Enttäuschte Erwartungen
Darüber hinaus wurden fast alle westlichen Erwartungen enttäuscht. In den USA und Westeuropa waren Anfang der neunziger Jahre die Hoffnungen groß, dass Russland im Fall des Krieges in Bosnien und Kroatien mäßigend auf den serbischen Präsidenten Milosevic einwirken würde, der der Hauptverantwortliche für die brutale ethnische Kriegsführung war. Doch die damalige Kreml-Führung hielt Milosevic über Jahre die Stange und versuchte, ihn gegen westlichen Druck abzuschirmen – bis die NATO einseitig handelte und 1995 das Morden in Bosnien-Herzegowina beendete. Das gleiche Drama wiederholte sich 1998/99 in der Kosovo-Krise.
Seither ist die Erwartung der amerikanischen Regierung an die Kooperationsbereitschaft Russlands bei der Lösung regionaler Konfliktherde auf Null abgesunken. Seit dem Kosovo gilt: Wo immer lokale Herrscher ins Visier der zumeist von den USA oder Europa angeführten „internationalen Gemeinschaft“ geraten, weil sie ihre eigenen Bürger terrorisieren und massenweise töten oder andere Länder mit Gewalt überziehen, können diese damit rechnen, von Moskau unterstützt zu werden. Von Saddam Hussein und Muammar al-Gaddafi bis zu den Kims in Nordkorea und Baschar al-Assad in Syrien gibt es eine lange Kette solcher Fälle.
Die russische Regierung sieht sich in erster Linie als Antipoden der USA und handelt entsprechend – das war schon unter Boris Jelzin so und hat sich unter Putin dramatisch verschärft. In der Folge sind einige Konflikte unlösbar geworden: ohne die massive Waffenhilfe und Ermutigung Moskaus wäre Assad im Frühjahr 2011 nicht so weit gegangen, die friedlichen Proteste in Syrien mit brutaler Gewalt zu unterdrücken.

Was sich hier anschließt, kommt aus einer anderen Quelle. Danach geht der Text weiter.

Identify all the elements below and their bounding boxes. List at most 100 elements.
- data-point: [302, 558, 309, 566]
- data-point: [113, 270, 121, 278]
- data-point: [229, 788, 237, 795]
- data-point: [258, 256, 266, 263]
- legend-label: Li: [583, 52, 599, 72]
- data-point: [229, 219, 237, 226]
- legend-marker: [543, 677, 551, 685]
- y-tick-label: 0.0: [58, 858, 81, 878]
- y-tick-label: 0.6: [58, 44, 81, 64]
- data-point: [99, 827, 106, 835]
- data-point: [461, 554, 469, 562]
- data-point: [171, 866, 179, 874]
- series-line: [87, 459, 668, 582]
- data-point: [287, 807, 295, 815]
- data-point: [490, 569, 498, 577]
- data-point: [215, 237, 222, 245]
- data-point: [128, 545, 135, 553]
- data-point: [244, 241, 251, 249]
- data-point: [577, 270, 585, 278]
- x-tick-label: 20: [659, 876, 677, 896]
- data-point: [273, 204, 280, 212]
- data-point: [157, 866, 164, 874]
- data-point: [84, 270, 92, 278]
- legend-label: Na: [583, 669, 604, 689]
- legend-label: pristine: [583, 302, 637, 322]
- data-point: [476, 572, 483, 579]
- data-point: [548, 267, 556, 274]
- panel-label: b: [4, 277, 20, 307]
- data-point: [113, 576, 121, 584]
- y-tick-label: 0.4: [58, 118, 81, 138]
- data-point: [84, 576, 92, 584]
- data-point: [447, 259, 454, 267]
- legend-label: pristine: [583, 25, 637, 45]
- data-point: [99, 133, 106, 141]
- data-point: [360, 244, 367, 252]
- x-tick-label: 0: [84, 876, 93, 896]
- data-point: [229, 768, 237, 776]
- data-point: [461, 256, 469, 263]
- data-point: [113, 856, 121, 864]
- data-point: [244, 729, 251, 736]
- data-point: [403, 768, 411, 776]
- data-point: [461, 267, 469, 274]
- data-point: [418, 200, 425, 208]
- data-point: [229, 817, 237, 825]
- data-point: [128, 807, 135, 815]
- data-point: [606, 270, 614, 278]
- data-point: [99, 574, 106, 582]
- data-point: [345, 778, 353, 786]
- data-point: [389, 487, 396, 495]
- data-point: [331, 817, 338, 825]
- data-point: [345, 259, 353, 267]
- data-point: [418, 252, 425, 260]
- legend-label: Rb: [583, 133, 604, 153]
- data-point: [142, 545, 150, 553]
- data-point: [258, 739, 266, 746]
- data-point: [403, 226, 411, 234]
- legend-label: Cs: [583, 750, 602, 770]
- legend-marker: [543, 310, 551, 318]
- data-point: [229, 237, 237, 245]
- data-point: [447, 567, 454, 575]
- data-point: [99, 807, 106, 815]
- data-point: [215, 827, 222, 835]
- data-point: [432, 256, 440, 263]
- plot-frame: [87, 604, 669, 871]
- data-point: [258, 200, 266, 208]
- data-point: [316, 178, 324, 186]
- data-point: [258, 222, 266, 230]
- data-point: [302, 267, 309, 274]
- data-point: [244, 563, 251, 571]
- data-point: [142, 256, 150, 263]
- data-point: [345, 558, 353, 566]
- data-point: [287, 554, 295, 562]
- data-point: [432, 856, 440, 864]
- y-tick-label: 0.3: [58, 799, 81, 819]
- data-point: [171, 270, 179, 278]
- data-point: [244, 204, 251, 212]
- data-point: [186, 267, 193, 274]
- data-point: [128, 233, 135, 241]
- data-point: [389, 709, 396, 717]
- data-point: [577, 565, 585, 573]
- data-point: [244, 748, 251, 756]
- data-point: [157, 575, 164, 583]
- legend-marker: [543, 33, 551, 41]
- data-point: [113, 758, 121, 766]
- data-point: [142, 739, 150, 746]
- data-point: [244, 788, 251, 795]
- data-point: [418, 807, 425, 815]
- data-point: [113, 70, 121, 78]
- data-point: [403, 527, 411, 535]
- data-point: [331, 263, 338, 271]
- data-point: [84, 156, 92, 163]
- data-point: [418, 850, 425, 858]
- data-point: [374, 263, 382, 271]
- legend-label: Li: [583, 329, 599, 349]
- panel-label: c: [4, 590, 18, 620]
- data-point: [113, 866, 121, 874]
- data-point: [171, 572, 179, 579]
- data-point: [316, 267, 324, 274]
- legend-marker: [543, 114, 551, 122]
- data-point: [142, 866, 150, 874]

Wer heute die angeblich mangelnde Sensibilität des Westens gegenüber dem russischen Sicherheitsdenken als Ursache der Ukraine-Krise bezeichnet, trägt zu einer verhängnisvollen Fehlperzeption der russischen Politik bei. Die Ukraine-Krise ist aus dem Zusammentreffen zweier Entwicklungen entstanden: zum einen der desolaten Bilanz aller bisherigen ukrainischen Regierungen (auch denjenigen der orangenen Revolution) und zum anderen der antiwestlichen Konfrontationspolitik Moskaus, für die Putin spätestens seit seiner Rede vor der Münchner Sicherheitskonferenz 2007 steht.
Auf beide Entwicklungen haben die westlichen Staaten bislang nur unzureichend reagieren können. Ein Versuch der EU-Staaten zur Verbesserung der Lage in der Ukraine bestand darin, ein Assoziierungsabkommen anzubieten, das die dortige Regierung gezwungen hätte, Standards guter Regierungsführung zu praktizieren, insbesondere bei der Bekämpfung der Korruption. Das hätte eigentlich auch im Interesse Russlands liegen müssen.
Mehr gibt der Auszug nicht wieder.